Coaches can tell in two sentences if you sent the same email to 50 schools. The "why this program" paragraph is the only part they actually read closely. One genuine, specific detail — their offensive system, a major they're known for, a player you've followed — earns a real reply. Generic earns a form letter.
Timing: when to actually hit send
College coaches are not in their inboxes at 11pm on a Sunday. Send your email when it's likely to land near the top of their inbox at a time they're actually checking it.
Tuesday, Wednesday, or Thursday — morning. Mondays are buried under weekend backlog. Fridays get deprioritized until next week. Weekends almost never get opened during the season. Mid-week mornings are your window.
Avoid sending during peak travel weekends (major tournament weekends) — coaches are on the road and your email will sit. Check their schedule and avoid the week of a big tournament or conference championship.
What to realistically expect back
Most coaches reply with a form letter and a questionnaire link. That is a green flag — you are now officially in their system for your grad year. Fill out the questionnaire immediately and thoroughly.
Some coaches won't reply at all. That's normal, especially at high-volume D1 programs. It doesn't mean no — it means follow up.
A few will reply personally with questions about you, ask to see more film, or mention an upcoming camp. Those are your warmest leads. Prioritize those programs in your follow-up cadence.
- Personal reply with questions about you
- Questionnaire link (you're in their system)
- Mention of a camp or ID clinic
- Coach follows you on social media
- Request for your tournament schedule
- No reply (follow up in 2–3 weeks)
- A generic form letter response
- Slow responses during season
- Short replies — coaches are busy
- No offer yet — relationships take time
Following up without being annoying
If you haven't heard back in 2–3 weeks, a follow-up is completely appropriate. Keep it short — one paragraph. Reference your original email, share any updates (a recent tournament result, a new highlight clip), and restate your interest.

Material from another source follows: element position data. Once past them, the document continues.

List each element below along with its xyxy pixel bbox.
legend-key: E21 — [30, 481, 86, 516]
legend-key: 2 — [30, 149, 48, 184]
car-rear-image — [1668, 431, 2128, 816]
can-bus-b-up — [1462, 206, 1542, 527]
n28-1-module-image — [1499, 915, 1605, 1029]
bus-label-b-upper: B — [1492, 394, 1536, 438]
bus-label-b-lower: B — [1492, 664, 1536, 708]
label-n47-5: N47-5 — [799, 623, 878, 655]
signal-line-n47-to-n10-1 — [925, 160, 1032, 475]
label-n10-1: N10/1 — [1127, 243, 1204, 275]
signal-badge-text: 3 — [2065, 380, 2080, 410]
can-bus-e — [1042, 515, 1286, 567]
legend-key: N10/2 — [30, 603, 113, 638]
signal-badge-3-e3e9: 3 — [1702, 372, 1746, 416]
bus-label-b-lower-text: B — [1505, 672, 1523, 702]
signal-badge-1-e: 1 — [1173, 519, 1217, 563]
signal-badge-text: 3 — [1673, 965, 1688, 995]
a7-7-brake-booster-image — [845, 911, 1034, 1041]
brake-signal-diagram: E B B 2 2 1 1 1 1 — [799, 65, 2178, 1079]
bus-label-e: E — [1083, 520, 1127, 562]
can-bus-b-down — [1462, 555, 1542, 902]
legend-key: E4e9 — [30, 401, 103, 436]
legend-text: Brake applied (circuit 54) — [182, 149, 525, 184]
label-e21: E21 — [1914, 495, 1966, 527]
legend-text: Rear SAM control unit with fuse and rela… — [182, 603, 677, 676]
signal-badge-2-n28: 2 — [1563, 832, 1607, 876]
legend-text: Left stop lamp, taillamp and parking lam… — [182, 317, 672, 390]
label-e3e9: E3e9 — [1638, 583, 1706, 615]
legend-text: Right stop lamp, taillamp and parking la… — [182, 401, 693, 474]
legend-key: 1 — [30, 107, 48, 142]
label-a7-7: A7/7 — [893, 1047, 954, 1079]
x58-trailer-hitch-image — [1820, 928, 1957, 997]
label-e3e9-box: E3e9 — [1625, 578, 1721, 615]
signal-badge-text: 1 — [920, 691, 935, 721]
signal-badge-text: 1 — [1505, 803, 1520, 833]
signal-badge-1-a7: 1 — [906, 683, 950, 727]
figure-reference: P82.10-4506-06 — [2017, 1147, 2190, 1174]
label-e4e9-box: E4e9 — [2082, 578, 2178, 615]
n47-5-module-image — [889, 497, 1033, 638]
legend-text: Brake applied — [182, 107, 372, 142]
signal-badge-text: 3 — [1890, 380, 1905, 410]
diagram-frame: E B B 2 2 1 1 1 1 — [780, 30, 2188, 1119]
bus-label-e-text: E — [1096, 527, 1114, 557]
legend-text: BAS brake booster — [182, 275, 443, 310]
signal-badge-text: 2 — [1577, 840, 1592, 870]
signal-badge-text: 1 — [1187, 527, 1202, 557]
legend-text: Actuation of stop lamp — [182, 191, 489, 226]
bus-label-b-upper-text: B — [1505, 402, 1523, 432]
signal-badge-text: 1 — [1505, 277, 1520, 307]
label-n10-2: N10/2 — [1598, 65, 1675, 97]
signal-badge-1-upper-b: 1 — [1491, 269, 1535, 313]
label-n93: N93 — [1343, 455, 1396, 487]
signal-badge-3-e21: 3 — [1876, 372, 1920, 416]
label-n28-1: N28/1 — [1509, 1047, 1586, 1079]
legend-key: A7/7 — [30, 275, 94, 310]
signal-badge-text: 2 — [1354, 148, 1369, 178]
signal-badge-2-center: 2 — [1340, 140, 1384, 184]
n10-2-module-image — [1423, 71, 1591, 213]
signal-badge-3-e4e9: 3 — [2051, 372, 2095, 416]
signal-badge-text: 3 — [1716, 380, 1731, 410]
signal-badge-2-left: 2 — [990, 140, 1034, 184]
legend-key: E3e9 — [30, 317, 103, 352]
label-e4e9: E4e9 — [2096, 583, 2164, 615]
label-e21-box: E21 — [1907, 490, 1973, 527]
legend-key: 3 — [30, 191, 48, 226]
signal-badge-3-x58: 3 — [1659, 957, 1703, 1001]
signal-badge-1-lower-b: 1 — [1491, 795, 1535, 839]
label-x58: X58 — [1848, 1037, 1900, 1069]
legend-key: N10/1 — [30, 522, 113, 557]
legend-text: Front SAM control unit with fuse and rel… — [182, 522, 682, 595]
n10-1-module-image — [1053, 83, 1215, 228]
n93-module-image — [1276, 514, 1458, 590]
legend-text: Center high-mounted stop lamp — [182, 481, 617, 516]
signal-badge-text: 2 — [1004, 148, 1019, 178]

After two follow-ups with no response, move that program lower on your list — not off it, but lower. Redirect your energy toward programs that are engaging with you. Coaches who want you will respond.
"Hi Coach [Name], I wanted to follow up on my email from [date]. I recently competed at [tournament] with [club team] and had a strong showing at [position]. I've attached an updated highlight clip. I remain very interested in [School] — I'd love to stay on your radar for the Class of [year]."
Finding the right email address
Don't use generic contact forms if you can avoid it — they often go to an athletic department inbox, not the coach directly. Go to the program's official athletics website, find the coaching staff page, and look for the head coach or recruiting coordinator's direct email address.
If you can't find a direct email, LinkedIn can sometimes surface it. As a last resort, the contact form is fine — just note in your message that you couldn't find a direct address and wanted to make sure it reached them.